Assise au 22B, je me demande maintenant ce qui m’est passé par la tête. Je crois que l’insouciance de Lina a déteint sur moi quelques minutes avant de se rendre compte que mon cas était plus compliqué que ça. Je n’ai jamais aimé l’imprévu, les surprises. Lina l’a bien compris et m’a forcé à ne planifier que 2 semaines sur les 3 de notre voyage pour laisser sa place à l’inconnu. Tu parles, si l’inconnu consiste à être perdues dans une rue glauque en pleine nuit à chercher désespérément un endroit où dormir, je préfèrerai m’en passer.
Lina me sourit comme pour me rassurer, elle doit se douter de ce qui se passe dans ma tête. Elle a noué ses cheveux en chignon bas, laissant ressortir ses larges épaules de sportive. Mis à part notre peau bronzée, physiquement rien ne nous rapproche. Du haut de ses 1m58, Lina a toujours été petite, ce qui contraste fortement avec son caractère. Elle fait l’effet d’une tornade, très extravertie, parfois autoritaire, elle sait se faire remarquer. Paradoxalement, c’est aussi un petit rayon de soleil, elle amène le sourire et le positif même dans les moments les plus sombres. Mon père la soupçonne d’être hyperactive. Je crois qu’il n’y a pas un sport qu’elle n’a pas essayé. Elle a toujours une idée en tête, elle s’y met à fond dedans pendant quelques mois puis elle change subitement pour une nouvelle activité qui lui semble soudainement beaucoup plus intéressante.

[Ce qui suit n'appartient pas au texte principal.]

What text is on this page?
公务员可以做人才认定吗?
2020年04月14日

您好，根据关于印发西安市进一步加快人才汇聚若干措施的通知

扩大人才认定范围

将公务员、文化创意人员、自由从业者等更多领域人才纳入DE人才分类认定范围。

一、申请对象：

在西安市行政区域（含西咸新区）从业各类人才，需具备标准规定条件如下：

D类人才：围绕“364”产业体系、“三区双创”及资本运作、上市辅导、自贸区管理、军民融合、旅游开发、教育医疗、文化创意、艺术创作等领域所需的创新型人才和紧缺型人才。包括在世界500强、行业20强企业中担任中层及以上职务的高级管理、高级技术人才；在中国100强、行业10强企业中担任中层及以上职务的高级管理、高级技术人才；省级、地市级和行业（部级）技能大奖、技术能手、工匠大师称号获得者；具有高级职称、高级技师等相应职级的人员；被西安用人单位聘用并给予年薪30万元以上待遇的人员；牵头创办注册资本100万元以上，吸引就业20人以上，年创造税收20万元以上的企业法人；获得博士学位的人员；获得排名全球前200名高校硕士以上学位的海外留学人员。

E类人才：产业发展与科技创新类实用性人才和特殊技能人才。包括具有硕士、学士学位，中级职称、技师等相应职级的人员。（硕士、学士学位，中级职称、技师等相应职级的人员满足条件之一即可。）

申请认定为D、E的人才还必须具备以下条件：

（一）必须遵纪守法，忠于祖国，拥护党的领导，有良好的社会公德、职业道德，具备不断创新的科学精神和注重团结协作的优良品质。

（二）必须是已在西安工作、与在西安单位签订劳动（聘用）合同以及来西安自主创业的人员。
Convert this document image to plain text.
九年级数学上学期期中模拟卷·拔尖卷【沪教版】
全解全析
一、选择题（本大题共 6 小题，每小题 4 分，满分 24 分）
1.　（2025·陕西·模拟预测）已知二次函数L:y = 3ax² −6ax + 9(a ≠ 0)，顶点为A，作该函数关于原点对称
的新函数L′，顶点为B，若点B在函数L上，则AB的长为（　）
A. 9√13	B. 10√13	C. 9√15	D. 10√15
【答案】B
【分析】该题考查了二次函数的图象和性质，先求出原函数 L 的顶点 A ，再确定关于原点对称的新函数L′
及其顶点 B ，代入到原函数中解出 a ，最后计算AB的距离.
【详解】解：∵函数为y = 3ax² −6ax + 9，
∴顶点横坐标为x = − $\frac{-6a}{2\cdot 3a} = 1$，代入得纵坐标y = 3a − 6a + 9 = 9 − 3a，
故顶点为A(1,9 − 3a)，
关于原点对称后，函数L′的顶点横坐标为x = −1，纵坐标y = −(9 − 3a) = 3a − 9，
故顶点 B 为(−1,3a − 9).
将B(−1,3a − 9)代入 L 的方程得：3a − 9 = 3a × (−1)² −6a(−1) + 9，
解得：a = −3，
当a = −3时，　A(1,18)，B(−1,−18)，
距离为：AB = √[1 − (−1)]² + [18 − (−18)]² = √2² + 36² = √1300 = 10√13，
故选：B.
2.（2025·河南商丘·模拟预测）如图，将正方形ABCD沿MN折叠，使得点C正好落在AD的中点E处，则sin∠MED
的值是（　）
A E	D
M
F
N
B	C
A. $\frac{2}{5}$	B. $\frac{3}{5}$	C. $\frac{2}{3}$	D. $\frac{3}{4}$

Lina n’aime pas les barrières, les règles ou les contraintes. Elle se débrouille toujours pour garder une forme de liberté. Adolescente, elle a été très compliquée à gérer. Elle fuguait quelques jours avant de revenir comme si de rien n’était. L’école n’a jamais été son truc. Ses notes n’ont jamais été très hautes, juste assez pour qu’elle obtienne le BAC. Depuis, elle enchaîne les petits boulots à durée déterminée comme les mecs qu’elle rencontre pour seulement quelques jours ou quelques semaines avant de se lasser d’eux aussi rapidement qu’elle s’y est attachée. Tout n’est que temporaire dans sa vie. Je me demande parfois si elle est vraiment heureuse.
Elle a pourtant une multitude de talents et je l’admire pour ça. Elle sait jouer de la guitare, dessiner, écrire ou faire du skate comme personne. Elle s’adapte rapidement à un nouvel environnement et elle n’a jamais peur, elle ne voit pas le danger. Pour elle l’inconnu représente la nouveauté, un nouveau challenge à relever.
Elle a toujours eu ce style de garçon manqué avec ses tee-shirts larges et ses shorts de sport. Pour autant, ses longs cheveux noirs et son regard d’ébène en attire plus d’un. Malgré sa petite taille, son corps est finement musclé et ses courbes féminines. Elle a une tonne d’amis en tout genre qui voient en elle le potentiel qu’elle même ne voit pas.
Je suis curieuse de la découvrir dans ce nouvel environnement. J’ai envie qu’on retrouve cette relation si légère que l’on avait avant lorsqu’on ne vivait quasiment que toutes les deux. Avant qu’elle ne décide de me prendre sous sa responsabilité et de faire attention à moi au moindre problème.
Elle met son casque sur ses oreilles, sa musique est son instant d’évasion. Pas un jour ne passe sans qu’elle ait son shot de musique. Je prends le bouquin que le magazine “Elle” conseillait pour trouver un nouveau sens à sa vie. “L’homme qui voulait être heureux”, c’est peut être pas si mal. J’ouvre la première page et me plonge dans la lecture, plus que 9h de voyage.